The Council of Mortgage Lenders has increased its gross mortgage lending forecast for 2011 from £135bn to £140bn.
It is also predicting gross mortgage lending of £150bn in 2012.
The trade body has also increased its net lending forecast for 2011 up from £6bn to £9bn.
It says it seems probable that the base rate will remain unchanged at its current level of 0.5% for most of 2011, before a modest progressive tightening that continues through 2012.
It also believes lenders have made good early progress in repaying the funding advanced through official support schemes and large-scale refinancing of wholesale funding and the availability of credit to support mortgage lending remains constrained, but has eased a little.
Remortgaging activity has revived in recent months, and demand may build over the next 18 months. It says overall, the outlook is for activity in the housing and mortgage markets to remain stable.
In its News & Views, today, it says: “Housing transactions have, of course, fallen sharply since the credit crunch, averaging less than 900,000 annually over the past three years. Cash-financed sales have been more resilient over this period, however, and have therefore increased as a proportion to about a third of property sales.

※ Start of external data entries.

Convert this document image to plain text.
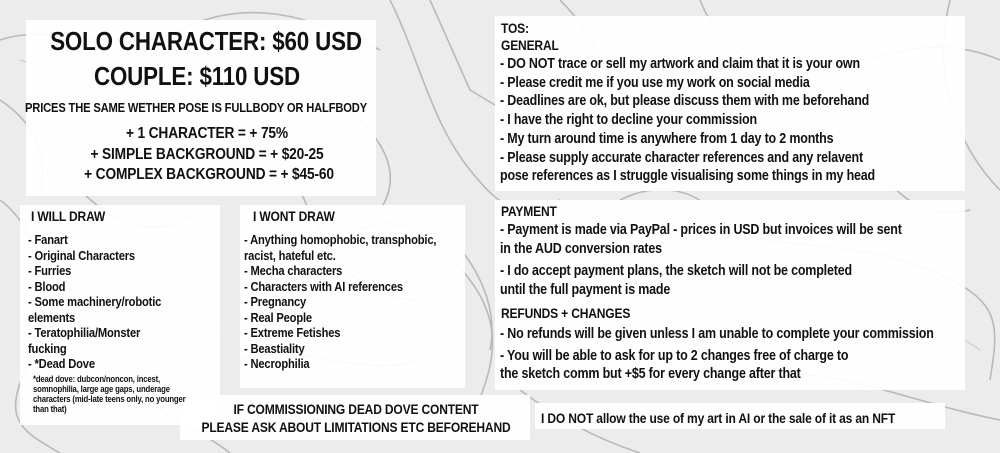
SOLO CHARACTER: $60 USD
COUPLE: $110 USD
PRICES THE SAME WETHER POSE IS FULLBODY OR HALFBODY
+ 1 CHARACTER = + 75%
+ SIMPLE BACKGROUND = + $20-25
+ COMPLEX BACKGROUND = + $45-60
I WILL DRAW
- Fanart
- Original Characters
- Furries
- Blood
- Some machinery/robotic
elements
- Teratophilia/Monster
fucking
- *Dead Dove
*dead dove: dubcon/noncon, incest,
somnophilia, large age gaps, underage
characters (mid-late teens only, no younger
than that)
I WONT DRAW
- Anything homophobic, transphobic,
racist, hateful etc.
- Mecha characters
- Characters with AI references
- Pregnancy
- Real People
- Extreme Fetishes
- Beastiality
- Necrophilia
IF COMMISSIONING DEAD DOVE CONTENT
PLEASE ASK ABOUT LIMITATIONS ETC BEFOREHAND
TOS:
GENERAL
- DO NOT trace or sell my artwork and claim that it is your own
- Please credit me if you use my work on social media
- Deadlines are ok, but please discuss them with me beforehand
- I have the right to decline your commission
- My turn around time is anywhere from 1 day to 2 months
- Please supply accurate character references and any relavent
pose references as I struggle visualising some things in my head
PAYMENT
- Payment is made via PayPal - prices in USD but invoices will be sent
in the AUD conversion rates
- I do accept payment plans, the sketch will not be completed
until the full payment is made
REFUNDS + CHANGES
- No refunds will be given unless I am unable to complete your commission
- You will be able to ask for up to 2 changes free of charge to
the sketch comm but +$5 for every change after that
I DO NOT allow the use of my art in AI or the sale of it as an NFT
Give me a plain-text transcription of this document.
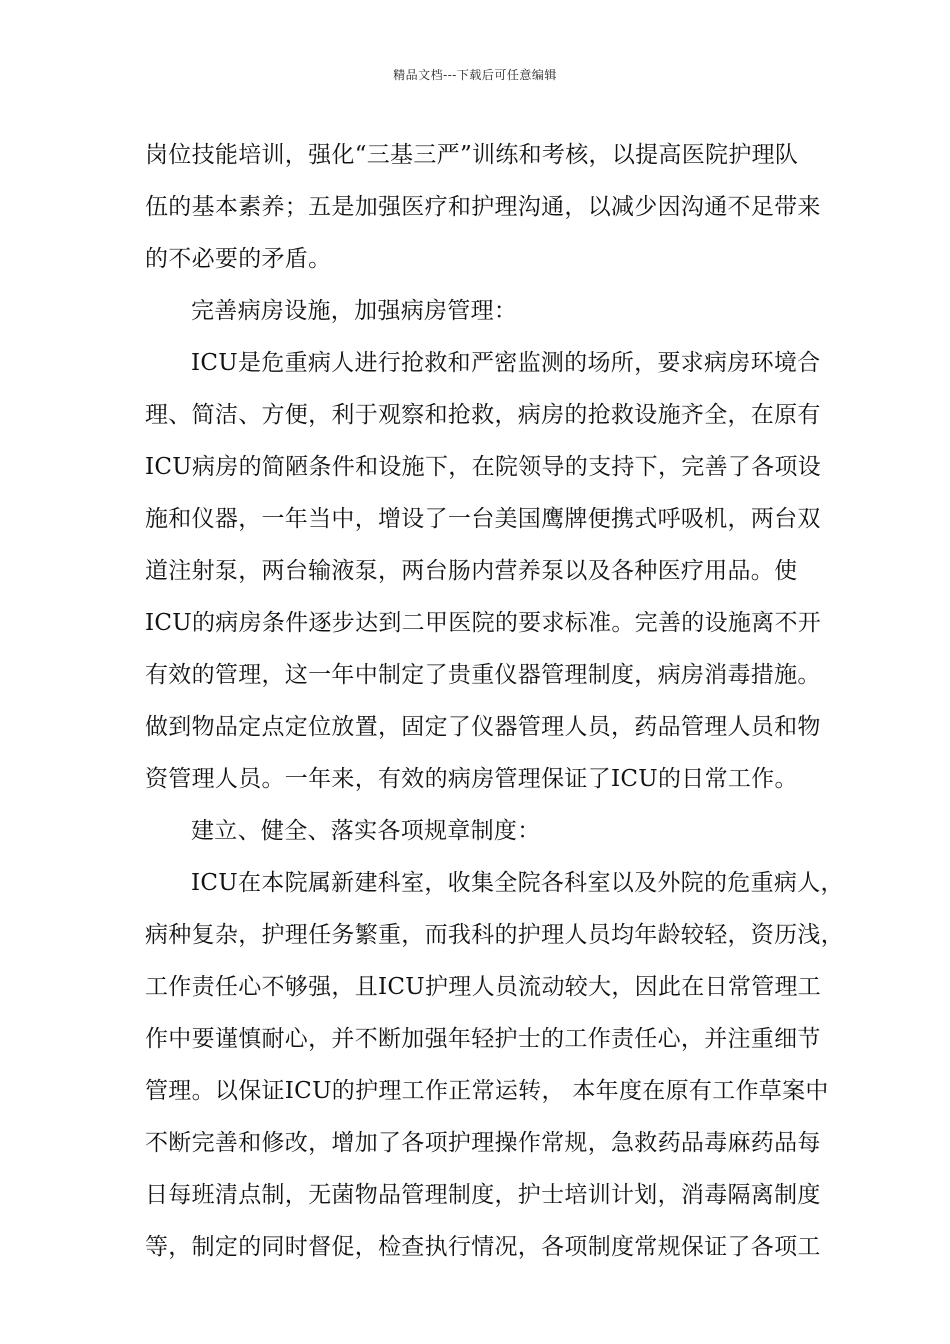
精品文档---下载后可任意编辑
岗位技能培训，强化“三基三严”训练和考核，以提高医院护理队
伍的基本素养；五是加强医疗和护理沟通，以减少因沟通不足带来
的不必要的矛盾。
完善病房设施，加强病房管理：
ICU是危重病人进行抢救和严密监测的场所，要求病房环境合
理、简洁、方便，利于观察和抢救，病房的抢救设施齐全，在原有
ICU病房的简陋条件和设施下，在院领导的支持下，完善了各项设
施和仪器，一年当中，增设了一台美国鹰牌便携式呼吸机，两台双
道注射泵，两台输液泵，两台肠内营养泵以及各种医疗用品。使
ICU的病房条件逐步达到二甲医院的要求标准。完善的设施离不开
有效的管理，这一年中制定了贵重仪器管理制度，病房消毒措施。
做到物品定点定位放置，固定了仪器管理人员，药品管理人员和物
资管理人员。一年来，有效的病房管理保证了ICU的日常工作。
建立、健全、落实各项规章制度：
ICU在本院属新建科室，收集全院各科室以及外院的危重病人，
病种复杂，护理任务繁重，而我科的护理人员均年龄较轻，资历浅，
工作责任心不够强，且ICU护理人员流动较大，因此在日常管理工
作中要谨慎耐心，并不断加强年轻护士的工作责任心，并注重细节
管理。以保证ICU的护理工作正常运转， 本年度在原有工作草案中
不断完善和修改，增加了各项护理操作常规，急救药品毒麻药品每
日每班清点制，无菌物品管理制度，护士培训计划，消毒隔离制度
等，制定的同时督促，检查执行情况，各项制度常规保证了各项工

“Assuming that this continues to be the case, overall activity is likely to be at broadly similar levels this year and next. We expect the number of transactions to dip to 840,000 this year, before climbing modestly in 2012. Our forecast is consistent with mortgage-financed sales returning to about 50,000 per month in 2012.”

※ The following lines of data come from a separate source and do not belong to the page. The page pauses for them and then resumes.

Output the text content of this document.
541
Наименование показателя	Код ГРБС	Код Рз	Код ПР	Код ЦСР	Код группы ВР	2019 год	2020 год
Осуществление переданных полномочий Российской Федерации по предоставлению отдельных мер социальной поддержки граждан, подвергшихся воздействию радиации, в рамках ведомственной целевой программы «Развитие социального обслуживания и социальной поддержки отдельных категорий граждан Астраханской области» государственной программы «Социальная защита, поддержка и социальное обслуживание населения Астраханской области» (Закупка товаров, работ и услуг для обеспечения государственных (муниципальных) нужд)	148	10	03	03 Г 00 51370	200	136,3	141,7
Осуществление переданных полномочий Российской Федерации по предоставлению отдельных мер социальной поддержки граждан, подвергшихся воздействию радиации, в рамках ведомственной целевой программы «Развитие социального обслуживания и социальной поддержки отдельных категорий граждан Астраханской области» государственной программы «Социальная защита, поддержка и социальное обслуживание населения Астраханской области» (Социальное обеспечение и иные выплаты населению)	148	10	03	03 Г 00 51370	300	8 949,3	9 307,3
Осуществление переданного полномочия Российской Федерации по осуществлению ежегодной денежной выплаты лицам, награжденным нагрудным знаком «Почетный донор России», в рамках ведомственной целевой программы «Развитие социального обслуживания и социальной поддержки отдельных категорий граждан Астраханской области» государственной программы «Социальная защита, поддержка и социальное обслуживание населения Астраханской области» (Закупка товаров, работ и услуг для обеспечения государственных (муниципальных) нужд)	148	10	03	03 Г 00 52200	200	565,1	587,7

It has not however increased its forecast for repossessions in 2011, which it estimates will be 40,000. It does however predict this will rise to 45,000 in 2012.
It says: “Lenders will continue to work with borrowers, debt advisers and the government to manage arrears but, in a less positive economic environment, there will inevitably be cases where it is not possible to recover the situation, and where possession remains the only realistic option. The FSA has recently expressed concerns that “excessive” forbearance may be storing up future problems, and lenders will also need to be mindful of this going forwards.
“Interest rate developments will affect the ability and speed with which borrowers are able to restore their finances and also the flow of arrears cases through to possession. Although we do not envisage a further deterioration in the overall magnitude of arrears next year, possessions may continue to nudge upwards in response to higher interest rates and stick at higher levels beyond the forecast period.”